Uber new grad entry level interview, how to prep when you have 3 weeks

bootcamp_bri · 5 replies

ok so I got an Uber university recruiter reach-out on LinkedIn yesterday and the screen is in 3 weeks. I'm class of 2025, backend-leaning, mostly Java and Python in internships. haven't done a real FAANG-adjacent loop before. spent the last hour trying to figure out what to actually study and I'm sharing my findings because the existing posts are from 2022 and things have shifted.

from what I can tell the Uber new grad SWE loop in 2026 looks like: online assessment: leetcode-style. usually 2 problems in 90 minutes. medium difficulty with one that might stretch into hard territory. they use HackerRank.

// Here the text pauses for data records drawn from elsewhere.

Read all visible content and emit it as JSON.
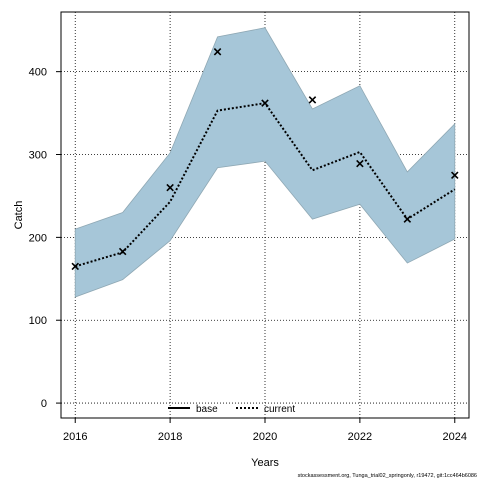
{
  "chart_data": {
    "type": "line",
    "xlabel": "Years",
    "ylabel": "Catch",
    "x": [
      2016,
      2017,
      2018,
      2019,
      2020,
      2021,
      2022,
      2023,
      2024
    ],
    "xlim": [
      2015.7,
      2024.3
    ],
    "ylim": [
      -18,
      472
    ],
    "x_ticks": [
      2016,
      2018,
      2020,
      2022,
      2024
    ],
    "y_ticks": [
      0,
      100,
      200,
      300,
      400
    ],
    "grid": true,
    "legend_position": "bottom",
    "series": [
      {
        "name": "base",
        "style": "solid",
        "color": "#000000",
        "values": null
      },
      {
        "name": "current",
        "style": "dotted",
        "color": "#000000",
        "band_color": "#a6c6d8",
        "values": [
          165,
          182,
          243,
          353,
          362,
          281,
          303,
          222,
          258
        ],
        "lower": [
          128,
          149,
          196,
          284,
          292,
          222,
          240,
          169,
          198
        ],
        "upper": [
          210,
          230,
          302,
          442,
          453,
          355,
          383,
          279,
          337
        ]
      }
    ],
    "observed": {
      "marker": "x",
      "values": [
        165,
        183,
        260,
        424,
        362,
        366,
        289,
        222,
        275
      ]
    },
    "footnote": "stockassessment.org, Tunga_trial02_springonly, r19472, git:1cc464b6086"
  }
}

I've seen people mention dp and graph problems specifically. phone screen (45 min): one coding problem plus maybe 10 minutes of behavioral at the end. standard whiteboard-style in their online IDE. virtual onsite: 2-3 coding rounds + 1 behavioral round. the behavioral one is usually 30 min and they're explicitly looking for core values alignment (Uber has a posted set of cultural attributes, worth reading before you go in).

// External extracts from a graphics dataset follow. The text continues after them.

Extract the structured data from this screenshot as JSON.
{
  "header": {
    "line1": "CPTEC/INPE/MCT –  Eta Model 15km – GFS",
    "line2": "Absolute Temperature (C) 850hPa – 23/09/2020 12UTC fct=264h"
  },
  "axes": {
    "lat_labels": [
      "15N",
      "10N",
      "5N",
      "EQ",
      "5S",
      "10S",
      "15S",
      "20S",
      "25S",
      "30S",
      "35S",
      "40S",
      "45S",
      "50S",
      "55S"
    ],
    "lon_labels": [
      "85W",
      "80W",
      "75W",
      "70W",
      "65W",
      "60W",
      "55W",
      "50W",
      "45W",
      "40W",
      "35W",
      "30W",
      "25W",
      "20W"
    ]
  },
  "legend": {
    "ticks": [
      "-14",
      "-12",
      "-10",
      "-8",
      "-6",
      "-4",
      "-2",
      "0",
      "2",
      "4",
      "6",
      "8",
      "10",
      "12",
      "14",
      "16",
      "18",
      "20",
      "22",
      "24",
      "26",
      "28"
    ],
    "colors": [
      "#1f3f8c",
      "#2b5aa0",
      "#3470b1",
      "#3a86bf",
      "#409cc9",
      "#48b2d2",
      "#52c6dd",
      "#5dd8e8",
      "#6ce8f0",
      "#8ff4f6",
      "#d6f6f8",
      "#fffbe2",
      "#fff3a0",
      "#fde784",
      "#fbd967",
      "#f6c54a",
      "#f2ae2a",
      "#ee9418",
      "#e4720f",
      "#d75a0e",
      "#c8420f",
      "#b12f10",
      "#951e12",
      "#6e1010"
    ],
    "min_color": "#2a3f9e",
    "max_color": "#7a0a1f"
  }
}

what I'm planning to study: blind 75 first, then neetcode 150 for the ones I'm weak on focus on trees, graphs, dp, sliding window because those seem to come up most one behavioral story per competency area: leadership, dealing with ambiguity, handling a disagreement, going above and beyond actually read the Uber culture/values page

a senior friend told me Uber is more focused on clean code and communication than pure speed. like if you write a brute force and explain why you'd refine it, that's better than producing a messy O(n log n) solution quietly. not sure if this is still true in 2026 but I'm planning for it.

does anyone have more recent data on the online assessment format or the virtual onsite structure? especially for new grads vs experienced hires, the prep focus seems different.

5 replies

consultant_cam

The communication point is real. I interviewed there two years ago and the interviewers were very explicitly told to note whether the candidate talked through their thinking. Silent coders who get the right answer still get dinged. Talk constantly, explain your brute force before you optimize.

quietquit_quincy

Don't overthink the values page. Just internalize a few of the big ones (customer obsession, big bold bets, that kind of thing) and have one story per. They're not trying to catch you out, they just want to see you've thought about culture fit at all.

alex_design

I just finished my Uber university loop last month, got an offer. The OA had 2 mediums and I finished with 15 min to spare doing neetcode patterns. Phone screen was a medium-hard graph problem. Onsite behavioral was 30 min exactly, 3 questions, STAR format expected. You've got a good plan.

brand_ben

this is so helpful thank you. did the virtual onsite coding rounds feel different from the phone screen? like harder or just more rounds of the same difficulty?

bootcamp_bri

Good luck! Small thing: make sure your Java/Python setup works in HackerRank before the OA. Sounds obvious but I've seen people waste 10 minutes on environment issues.